The Internet may have stripped most of our privacy away, but there are still ways to hold on to a shred of dignity in the modern age.
One such method is encrypted messaging. Facebook parent company Meta is betting on the concept, as they just announced that they are testing automatic end-to-end encryption in Messenger chats.
What does this mean? End-to-end encryption (E2EE) makes it so not even Facebook can read Messenger chat messages; only the participants are allowed access. This makes it extremely difficult, though not impossible, for outside entities like law enforcement agencies or hackers to take a quick peek at our private chats.
Facebook already offers E2EE as an option within Messenger, but the process was not clearly advertised, and most people have not taken advantage. Automatic encryption will impact every user, and the company has already started, saying that tests have begun “between some people” throughout the week.
As for long-term goals, Meta says all Facebook Messenger chats and calls will include end-to-end encryption sometime next year.

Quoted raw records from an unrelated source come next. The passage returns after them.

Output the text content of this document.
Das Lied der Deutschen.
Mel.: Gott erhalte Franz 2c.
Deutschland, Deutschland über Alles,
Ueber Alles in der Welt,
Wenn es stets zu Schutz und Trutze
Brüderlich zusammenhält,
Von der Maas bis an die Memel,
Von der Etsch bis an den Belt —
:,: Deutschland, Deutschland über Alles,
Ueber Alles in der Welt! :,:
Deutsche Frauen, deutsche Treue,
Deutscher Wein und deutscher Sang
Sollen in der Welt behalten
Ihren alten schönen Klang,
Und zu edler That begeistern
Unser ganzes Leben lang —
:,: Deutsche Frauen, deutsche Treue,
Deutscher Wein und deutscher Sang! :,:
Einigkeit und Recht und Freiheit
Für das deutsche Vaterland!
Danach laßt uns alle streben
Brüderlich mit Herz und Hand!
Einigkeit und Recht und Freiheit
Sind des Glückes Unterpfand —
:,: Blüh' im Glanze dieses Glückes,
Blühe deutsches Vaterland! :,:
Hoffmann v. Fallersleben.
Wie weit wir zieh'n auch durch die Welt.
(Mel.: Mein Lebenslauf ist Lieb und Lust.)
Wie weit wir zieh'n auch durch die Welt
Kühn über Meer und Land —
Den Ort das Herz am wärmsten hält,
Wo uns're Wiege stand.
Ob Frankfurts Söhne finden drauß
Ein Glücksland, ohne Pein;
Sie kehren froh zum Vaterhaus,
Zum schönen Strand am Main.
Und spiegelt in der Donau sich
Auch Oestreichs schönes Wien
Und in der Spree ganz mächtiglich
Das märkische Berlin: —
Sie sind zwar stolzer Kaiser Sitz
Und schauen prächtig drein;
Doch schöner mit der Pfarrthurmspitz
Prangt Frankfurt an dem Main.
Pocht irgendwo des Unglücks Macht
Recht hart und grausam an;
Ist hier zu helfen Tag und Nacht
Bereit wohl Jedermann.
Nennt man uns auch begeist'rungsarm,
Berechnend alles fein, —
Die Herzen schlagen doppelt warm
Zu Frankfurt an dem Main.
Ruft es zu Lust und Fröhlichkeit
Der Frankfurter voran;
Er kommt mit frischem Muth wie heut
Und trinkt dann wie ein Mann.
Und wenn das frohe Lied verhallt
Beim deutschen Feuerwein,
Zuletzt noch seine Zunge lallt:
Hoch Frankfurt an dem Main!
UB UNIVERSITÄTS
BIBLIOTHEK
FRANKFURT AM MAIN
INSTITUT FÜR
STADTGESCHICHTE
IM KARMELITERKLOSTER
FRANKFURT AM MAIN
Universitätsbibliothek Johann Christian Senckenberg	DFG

Beyond E2EE, the company is testing a “secure storage” feature that encrypts cloud backups of users’ Messenger chat histories. Meta says this will be useful “in case you lose your phone or want to restore your message history on a new, supported device.” Again, the company will not have access to these messages.
Meta is also testing the ability to sync deleted messages across multiple devices and, finally, a feature to unsend messages.